All South Africans over the age of 50 can take an additional or second booster shot of the Pfizer vaccine from next week, says health minister Joe Phaahla.
Addressing media on Friday (3 June), Phaahla said South Africans are encouraged to come forward in numbers, especially those living with co-morbidities like diabetes, cancer, HIV, TB or hypertension.
“It is my pleasure to announce that all people over the age 50 years can now receive an additional or second booster shot of the Pfizer vaccine with effect from Monday (7 June).
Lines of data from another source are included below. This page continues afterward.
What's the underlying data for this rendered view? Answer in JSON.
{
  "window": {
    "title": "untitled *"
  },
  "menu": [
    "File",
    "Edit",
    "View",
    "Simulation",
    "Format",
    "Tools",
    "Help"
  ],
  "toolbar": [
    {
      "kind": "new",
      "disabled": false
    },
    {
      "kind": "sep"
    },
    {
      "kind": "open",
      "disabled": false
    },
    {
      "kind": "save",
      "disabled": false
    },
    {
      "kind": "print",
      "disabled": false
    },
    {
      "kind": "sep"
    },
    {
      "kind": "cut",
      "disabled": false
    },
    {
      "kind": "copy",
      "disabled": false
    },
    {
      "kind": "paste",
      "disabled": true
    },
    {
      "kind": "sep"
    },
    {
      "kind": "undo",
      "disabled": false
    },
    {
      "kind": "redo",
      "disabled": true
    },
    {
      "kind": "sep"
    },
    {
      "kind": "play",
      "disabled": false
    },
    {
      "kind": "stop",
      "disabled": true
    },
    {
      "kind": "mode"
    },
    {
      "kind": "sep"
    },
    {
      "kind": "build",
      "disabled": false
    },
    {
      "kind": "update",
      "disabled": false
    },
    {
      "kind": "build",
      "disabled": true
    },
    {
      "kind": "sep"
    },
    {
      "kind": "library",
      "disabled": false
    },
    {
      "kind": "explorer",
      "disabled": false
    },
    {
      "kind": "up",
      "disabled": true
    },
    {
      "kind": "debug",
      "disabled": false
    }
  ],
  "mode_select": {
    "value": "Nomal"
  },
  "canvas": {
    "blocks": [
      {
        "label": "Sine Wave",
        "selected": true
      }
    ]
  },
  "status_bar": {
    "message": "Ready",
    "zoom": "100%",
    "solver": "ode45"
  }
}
“However, in order to qualify for the additional dose, you should have received your last one, Pfizer or J&J, at least four months after the third Pfizer dose,” he said.
Phaahla added that while the number of Covid related hospitalisations are very low as compared to the last year this time, the government is worried that the majority of patients admitted to hospitals due to Covid-19 are those who are not vaccinated.
“This simply suggests that unvaccinated people remain vulnerable and if we were to be hit by another variant of concern or wave, unvaccinated people will flood our health facilities,” he said.
“You might not think you are not at risk of severe Covid but every day we admit people, especially youth to hospitals who are very sick due to Covid and the majority of those admitted have not been vaccinated. It is clear that vaccines do protect you, no matter how old or young you are.”
Data provided by Phaahla shows:
- South Africa has administered over 36 million doses, and more than 22 million people including children have been vaccinated.
- 70% of people over the age of 60 years have received at least one dose, and 65% of adults have been vaccinated.
- More than 50% of adults in South Africa have had at least one dose of the Covid-19 vaccine
- More than 70% of people aged 60 years and above have been vaccinated.
“The lifting of the state of disaster management doesn`t mean the pandemic is over, and the less severity and transmissibility of the current COVID-19 variant of Omicron doesn’t mean we are now safe from the virus,” he said.